I am a firm believer in the “sit down and hash it out” school of conflict resolution. That being said, I cannot imagine a pair who would benefit less from this approach than internationally-celebrated composer Philip Glass and Donald Trump.
Watch any interview with Glass and you will find a man circumspect to an almost disabling degree. Look to America and you will see a president who has perhaps never been circumspect about anything in his life. They are, in the overused phrase, divided by a common language.
What, then, to do about the simmering row between president Trump and the performing arts (excuse the phrase) “community”?
Shortly after his inauguration, the US president invited himself to be the chair of the supposedly bipartisan Kennedy Centre in Washington, DC. He dispatched the director, and most of the board. And late last year the name Donald J Trump was slapped on to the front of the building above “The John F Kennedy Memorial Center for the Performing Arts”. Ticket sales have tanked, patrons have protested, artists have departed, cancelled or played to half-empty rooms.
READ MORE
And then on Tuesday, Glass – armed with name recognition his fellow protesters may have lacked – escalated things. “Symphony No. 15 is a portrait of Abraham Lincoln, and the values of the Kennedy Center today are in direct conflict with the message of the Symphony,” Glass wrote in a letter to the centre, which was shared with CNN. “Therefore, I feel an obligation to withdraw this Symphony premiere from the Kennedy Center under its current leadership.”
Pity Trump! Now he’s in a bind – he is not going to take his name down off the centre mere months after putting it up. Tail-between-legs concessions are not his style. But could you imagine putting yourself in charge of something, only for it to become totally impotent? Like mounting a hostile takeover of your book club, only for everyone else to inevitably quit.
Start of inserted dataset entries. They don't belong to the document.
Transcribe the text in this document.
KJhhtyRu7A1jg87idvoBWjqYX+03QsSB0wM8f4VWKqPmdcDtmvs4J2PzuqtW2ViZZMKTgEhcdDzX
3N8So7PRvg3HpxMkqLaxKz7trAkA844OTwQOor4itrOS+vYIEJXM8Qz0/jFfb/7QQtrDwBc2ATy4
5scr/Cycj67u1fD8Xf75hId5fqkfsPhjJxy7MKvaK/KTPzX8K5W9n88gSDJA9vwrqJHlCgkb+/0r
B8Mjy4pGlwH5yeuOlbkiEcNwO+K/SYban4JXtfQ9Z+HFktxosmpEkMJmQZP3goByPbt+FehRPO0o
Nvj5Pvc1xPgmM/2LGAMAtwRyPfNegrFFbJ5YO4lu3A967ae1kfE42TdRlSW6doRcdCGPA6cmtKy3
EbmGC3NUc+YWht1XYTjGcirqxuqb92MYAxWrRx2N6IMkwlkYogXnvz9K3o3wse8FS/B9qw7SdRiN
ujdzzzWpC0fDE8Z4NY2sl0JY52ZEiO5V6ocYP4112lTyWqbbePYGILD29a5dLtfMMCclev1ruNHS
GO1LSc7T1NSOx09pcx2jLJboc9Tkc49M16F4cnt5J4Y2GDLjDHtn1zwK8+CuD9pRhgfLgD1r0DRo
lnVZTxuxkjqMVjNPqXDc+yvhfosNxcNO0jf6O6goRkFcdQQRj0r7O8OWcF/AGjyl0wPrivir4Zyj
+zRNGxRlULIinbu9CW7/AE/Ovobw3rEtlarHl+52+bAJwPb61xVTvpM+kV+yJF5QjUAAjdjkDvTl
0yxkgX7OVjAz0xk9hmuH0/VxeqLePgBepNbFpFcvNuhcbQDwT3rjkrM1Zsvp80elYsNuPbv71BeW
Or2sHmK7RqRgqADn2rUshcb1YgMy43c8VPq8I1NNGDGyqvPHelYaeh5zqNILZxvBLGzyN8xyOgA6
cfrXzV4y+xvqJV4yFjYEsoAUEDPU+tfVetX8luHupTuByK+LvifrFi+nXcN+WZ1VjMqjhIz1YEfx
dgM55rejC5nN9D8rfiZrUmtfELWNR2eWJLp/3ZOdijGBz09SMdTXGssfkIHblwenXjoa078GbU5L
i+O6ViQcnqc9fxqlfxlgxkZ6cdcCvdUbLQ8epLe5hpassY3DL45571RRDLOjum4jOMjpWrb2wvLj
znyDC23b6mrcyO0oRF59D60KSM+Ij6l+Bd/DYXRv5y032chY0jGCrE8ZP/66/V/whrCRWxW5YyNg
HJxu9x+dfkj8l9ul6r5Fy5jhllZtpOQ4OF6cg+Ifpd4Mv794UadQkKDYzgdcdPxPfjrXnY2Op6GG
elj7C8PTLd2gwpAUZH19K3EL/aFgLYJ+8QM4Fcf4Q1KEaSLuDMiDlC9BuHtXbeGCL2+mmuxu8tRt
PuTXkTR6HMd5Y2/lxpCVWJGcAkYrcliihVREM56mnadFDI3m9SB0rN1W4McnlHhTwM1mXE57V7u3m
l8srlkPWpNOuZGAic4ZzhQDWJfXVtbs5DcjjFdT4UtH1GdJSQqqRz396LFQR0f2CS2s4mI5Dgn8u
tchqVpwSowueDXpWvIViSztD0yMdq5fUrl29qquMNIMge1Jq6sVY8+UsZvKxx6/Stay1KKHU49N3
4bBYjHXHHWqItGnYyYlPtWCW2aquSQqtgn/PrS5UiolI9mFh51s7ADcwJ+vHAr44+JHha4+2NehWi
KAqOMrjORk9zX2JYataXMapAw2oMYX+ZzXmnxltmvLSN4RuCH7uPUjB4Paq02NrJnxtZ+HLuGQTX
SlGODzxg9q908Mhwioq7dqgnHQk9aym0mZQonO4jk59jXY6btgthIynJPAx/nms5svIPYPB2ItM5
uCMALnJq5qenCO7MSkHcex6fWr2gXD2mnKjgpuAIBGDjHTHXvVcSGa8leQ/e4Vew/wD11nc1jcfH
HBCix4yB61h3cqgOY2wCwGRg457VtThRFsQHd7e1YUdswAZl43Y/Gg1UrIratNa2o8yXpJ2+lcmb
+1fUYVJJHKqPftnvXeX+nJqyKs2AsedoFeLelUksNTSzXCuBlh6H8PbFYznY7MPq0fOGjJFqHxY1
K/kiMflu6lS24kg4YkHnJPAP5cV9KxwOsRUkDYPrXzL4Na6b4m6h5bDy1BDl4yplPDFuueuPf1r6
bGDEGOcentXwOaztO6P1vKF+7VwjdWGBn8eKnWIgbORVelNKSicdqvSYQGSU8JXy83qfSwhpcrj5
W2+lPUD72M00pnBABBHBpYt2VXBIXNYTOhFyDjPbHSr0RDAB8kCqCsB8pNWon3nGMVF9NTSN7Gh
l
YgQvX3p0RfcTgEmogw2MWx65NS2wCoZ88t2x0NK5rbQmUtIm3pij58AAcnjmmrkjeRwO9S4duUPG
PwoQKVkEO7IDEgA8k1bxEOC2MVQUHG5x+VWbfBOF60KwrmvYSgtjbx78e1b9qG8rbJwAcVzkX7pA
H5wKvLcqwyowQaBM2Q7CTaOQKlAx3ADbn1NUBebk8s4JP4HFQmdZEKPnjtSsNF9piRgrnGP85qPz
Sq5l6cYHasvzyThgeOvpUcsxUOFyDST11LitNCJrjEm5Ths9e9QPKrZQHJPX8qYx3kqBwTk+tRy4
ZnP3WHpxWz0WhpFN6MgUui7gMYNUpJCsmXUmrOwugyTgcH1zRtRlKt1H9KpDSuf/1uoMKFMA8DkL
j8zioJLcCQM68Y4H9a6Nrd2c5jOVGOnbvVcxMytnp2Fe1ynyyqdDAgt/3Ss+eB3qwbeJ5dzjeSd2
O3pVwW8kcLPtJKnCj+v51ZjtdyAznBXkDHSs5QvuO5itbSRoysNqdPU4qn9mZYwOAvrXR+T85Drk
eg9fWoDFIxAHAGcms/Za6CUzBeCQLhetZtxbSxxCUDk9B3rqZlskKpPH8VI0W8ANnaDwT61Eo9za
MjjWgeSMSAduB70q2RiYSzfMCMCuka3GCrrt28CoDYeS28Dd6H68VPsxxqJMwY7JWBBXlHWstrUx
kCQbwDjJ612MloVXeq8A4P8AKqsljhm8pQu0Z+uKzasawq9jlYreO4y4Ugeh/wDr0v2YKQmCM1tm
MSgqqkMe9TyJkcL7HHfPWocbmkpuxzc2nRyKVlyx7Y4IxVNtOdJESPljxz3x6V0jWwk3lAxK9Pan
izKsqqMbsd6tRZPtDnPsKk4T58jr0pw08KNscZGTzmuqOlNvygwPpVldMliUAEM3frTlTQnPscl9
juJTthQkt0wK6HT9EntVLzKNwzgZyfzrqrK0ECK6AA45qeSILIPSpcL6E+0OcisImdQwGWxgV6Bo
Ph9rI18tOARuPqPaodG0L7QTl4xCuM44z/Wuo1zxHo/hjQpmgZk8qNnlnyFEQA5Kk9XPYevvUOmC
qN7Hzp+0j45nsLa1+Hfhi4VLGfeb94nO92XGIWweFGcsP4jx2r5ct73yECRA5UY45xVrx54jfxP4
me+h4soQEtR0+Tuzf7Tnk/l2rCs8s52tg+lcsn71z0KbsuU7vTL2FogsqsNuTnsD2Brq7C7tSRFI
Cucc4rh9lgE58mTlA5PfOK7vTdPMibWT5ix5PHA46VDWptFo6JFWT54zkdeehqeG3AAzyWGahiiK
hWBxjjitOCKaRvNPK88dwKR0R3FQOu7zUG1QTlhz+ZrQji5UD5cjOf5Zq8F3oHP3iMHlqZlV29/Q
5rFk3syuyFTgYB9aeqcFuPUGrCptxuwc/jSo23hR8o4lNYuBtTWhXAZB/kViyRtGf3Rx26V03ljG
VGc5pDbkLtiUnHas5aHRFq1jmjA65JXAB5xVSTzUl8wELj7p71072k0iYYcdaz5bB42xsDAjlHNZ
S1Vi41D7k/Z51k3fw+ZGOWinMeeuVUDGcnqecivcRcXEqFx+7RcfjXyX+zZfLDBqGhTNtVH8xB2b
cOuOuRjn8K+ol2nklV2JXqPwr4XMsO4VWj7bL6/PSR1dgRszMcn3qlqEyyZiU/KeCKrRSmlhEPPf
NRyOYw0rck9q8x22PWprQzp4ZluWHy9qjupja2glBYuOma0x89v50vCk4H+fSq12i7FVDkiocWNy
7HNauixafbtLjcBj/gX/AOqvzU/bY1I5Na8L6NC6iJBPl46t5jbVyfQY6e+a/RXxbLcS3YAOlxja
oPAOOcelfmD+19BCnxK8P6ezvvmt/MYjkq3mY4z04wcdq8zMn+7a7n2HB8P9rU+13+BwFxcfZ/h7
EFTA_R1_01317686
Trump loves the performing arts – with an evident fondness for Memories from Cats. The dissonant, repetitive, cerebral compositions of Glass might not be exactly to Trump’s tastes. But this kind of rejection has got to hurt.
Like Trump and Glass, politics and art do not speak the same language. The US president can strong-arm his way through global conflict – bringing a coterie of supine European leaders to the Oval Office to all but kiss his ring. He can force Nato leader Mark Rutte into behaving like a simp, and then expose him for his sycophancy after the fact. And he can get what he wants by that sheer economic heft – his tariff programme is unsubtle, rather un-Republican and terribly effective, so far.

He can wield none of that power over Glass – a mere composer, sure, but one immune to the lingua franca of geopolitics in 2026. He is not going to save Nato but Glass has a privilege that Emmanuel Macron doesn’t have – to exist outside the realm of military and financial threat.
[ Was anyone surprised when Trump called a woman journalist ‘piggy’?Opens in new window ]
Trump, first rejected by the musical establishment, and now unable to exert any kind of control over them? I don’t know him personally but I think that probably stings more than some bellicose posturing from the prime minister of Canada at Davos. People don’t tend to put their name on centres they don’t care about.
Sledgehammers – as the West’s centrist establishment is learning a touch too late – are effective in politics. (Carney was not the first to realise this, but perhaps the first to make the case so full-throatedly from the top.) They are nearly always ruinous in art: think of the key change in Bon Jovi’s Livin’ on a Prayer; or the in-your-faceness of Dulce et Decorum Est by Wilfred Owen; I might add “anything by Goya” here too. Successful art trades in ambiguity, solipsism, subtlety and all those other cliches. And so, the machinery of the artist is just different from the machinery of the strongman. They are fated to talk past each other for eternity.
This, incidentally, is why art is mostly a bad vehicle for political commentary: it is either too shy to challenge orthodoxy properly (Banksy’s worldview is fairly commonplace) or it habitually states the frickin’ obvious (everyone say “thank you Sally Rooney” for teaching us about capitalism).
Art does best when it ignores the prevailing political winds – and lucky for the artists, the prevailing political winds affect them so much less than the poor statesmen that walk among us. In this Might is Right world, I would rather be Philip Glass than Mark Carney.
And so, “politics is downstream of culture” might be the most-often-repeated and least correct of adages. Politics and culture exist in parallel worlds with different motivations, and they sometimes interact. Usually unsuccessfully, mind you. And so this is the one universe where Trump can’t get his way. You brought a sledgehammer to a book club? What on earth are you planning to do with it?